The Feipels were thrilled to contribute Odin’s tumor for research.
“If he can help another dog, then I’m all for it,” said Sharon. “Who knows, if Odin’s sarcoma comes back maybe they’ll find a cure for him, or a cure for another dog, later.”
“To me, the most amazing part of the story is really the willingness of the owners and vets to help us establish this platform,” said Somarelli. “Not only do they provide samples and their precious time, but they are willing to risk trying new therapies, often because they don't have any other option. It might not help their dog, but they are willing to keep fighting for their beloved pets and patients.”
Added Eward, “We have some fantastic collaborators, but none of us could get this done without Laura Selmic, who has really driven this at the University of Illinois vet school.”
Selmic has sent many dog tumor samples to Duke, including Odin’s, since Eward first reached out to her last August — about 25 out of the 33 the team has received — because she believes in the work they’re doing.
Lotus the dog (pictured) was diagnosed and treated for a high grade sarcoma.

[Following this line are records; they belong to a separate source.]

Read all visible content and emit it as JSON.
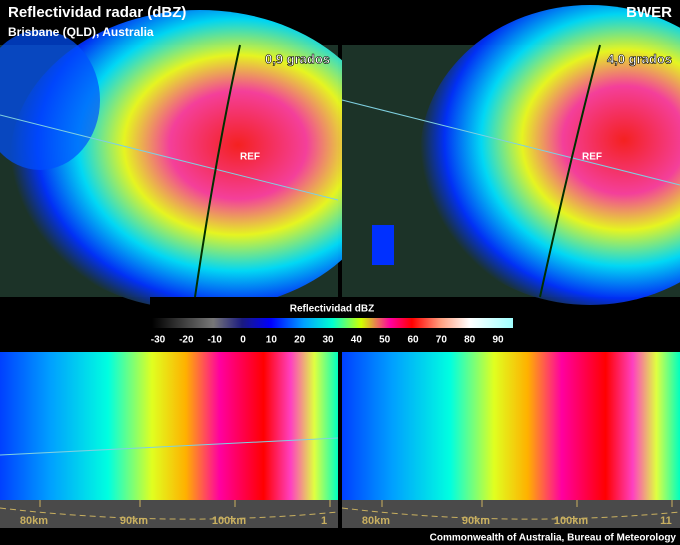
{
  "header": {
    "title": "Reflectividad radar (dBZ)",
    "subtitle": "Brisbane (QLD), Australia",
    "tag": "BWER"
  },
  "panels": [
    {
      "label": "0,9 grados",
      "marker": "REF",
      "distances": [
        "80km",
        "90km",
        "100km",
        "1"
      ]
    },
    {
      "label": "4,0 grados",
      "marker": "REF",
      "distances": [
        "80km",
        "90km",
        "100km",
        "11"
      ]
    }
  ],
  "colorbar": {
    "title": "Reflectividad dBZ",
    "ticks": [
      -30,
      -20,
      -10,
      0,
      10,
      20,
      30,
      40,
      50,
      60,
      70,
      80,
      90
    ]
  },
  "footer": {
    "credit": "Commonwealth of Australia, Bureau of Meteorology"
  }
}
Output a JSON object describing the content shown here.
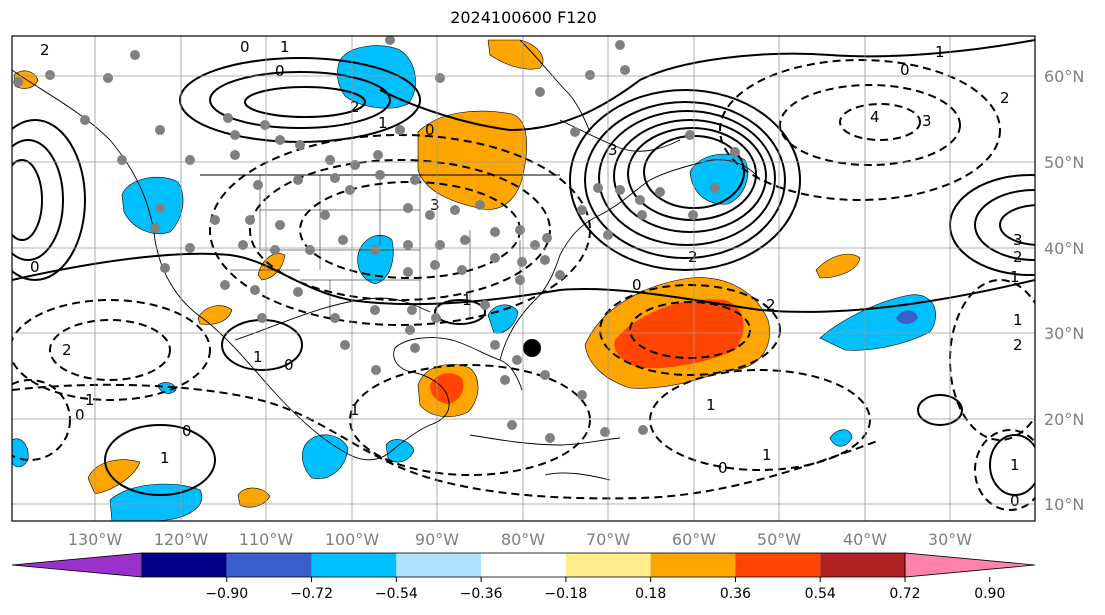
{
  "title": "2024100600 F120",
  "axes": {
    "lon_labels": [
      "130°W",
      "120°W",
      "110°W",
      "100°W",
      "90°W",
      "80°W",
      "70°W",
      "60°W",
      "50°W",
      "40°W",
      "30°W"
    ],
    "lat_labels": [
      "60°N",
      "50°N",
      "40°N",
      "30°N",
      "20°N",
      "10°N"
    ]
  },
  "colorbar": {
    "ticks": [
      "−0.90",
      "−0.72",
      "−0.54",
      "−0.36",
      "−0.18",
      "0.18",
      "0.36",
      "0.54",
      "0.72",
      "0.90"
    ],
    "colors": [
      "#9932cc",
      "#00008b",
      "#3a5fcd",
      "#00bfff",
      "#b0e2ff",
      "#ffffff",
      "#ffec8b",
      "#ffa500",
      "#ff4500",
      "#b22222",
      "#ff82ab"
    ]
  },
  "contour_labels": [
    "0",
    "1",
    "2",
    "0",
    "2",
    "1",
    "0",
    "3",
    "4",
    "3",
    "2",
    "0",
    "1",
    "2",
    "3",
    "1",
    "2",
    "1",
    "0",
    "1",
    "0",
    "1",
    "1",
    "0",
    "2",
    "0",
    "0",
    "1",
    "1",
    "1",
    "0",
    "1",
    "0",
    "2",
    "3",
    "1",
    "2"
  ],
  "marker": {
    "name": "black-dot"
  }
}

Her tumor was shipped by Illinois vet (right) Laura Selmic to Duke for sarcoma research. Lotus' owner, Karla Smith (left) is also a vet. “I hope the result of their work will allow individualized treatment recommendations to be known soon enough to allow this information to be used to help dog and human patients,” Selmic said.
While the research team will accept any kind of sarcoma tumor tissue — from children, adults, and dogs — they receive many more canine than human tumor samples, both because sarcoma is more common in dogs than humans and because the regulatory hurdles in the veterinary world are not as great.
Funding to develop a personalized medicine pipeline for sarcoma treatment and conduct cross species genomic analysis is being supported by grants from the Consortium for Canine Comparative Oncology (C3O; a partnership between Duke Cancer Institute and the College of Veterinary Medicine at North Carolina State University) made possible, in part, by the V Foundation. A $250,000 scholar award for Eward from Hyundai Hope on Wheels, to expand the knowledge of pediatric cancer and develop novel approaches for associated tumors, will also support this canine comparative oncology research.
The Duke Multidisciplinary Sarcoma Research Program hosted its annual Strike Out for Sarcoma 5K and Family Fun Walk on Sept. 10 to raise funds for the expansion of its research program, and is still accepting donations.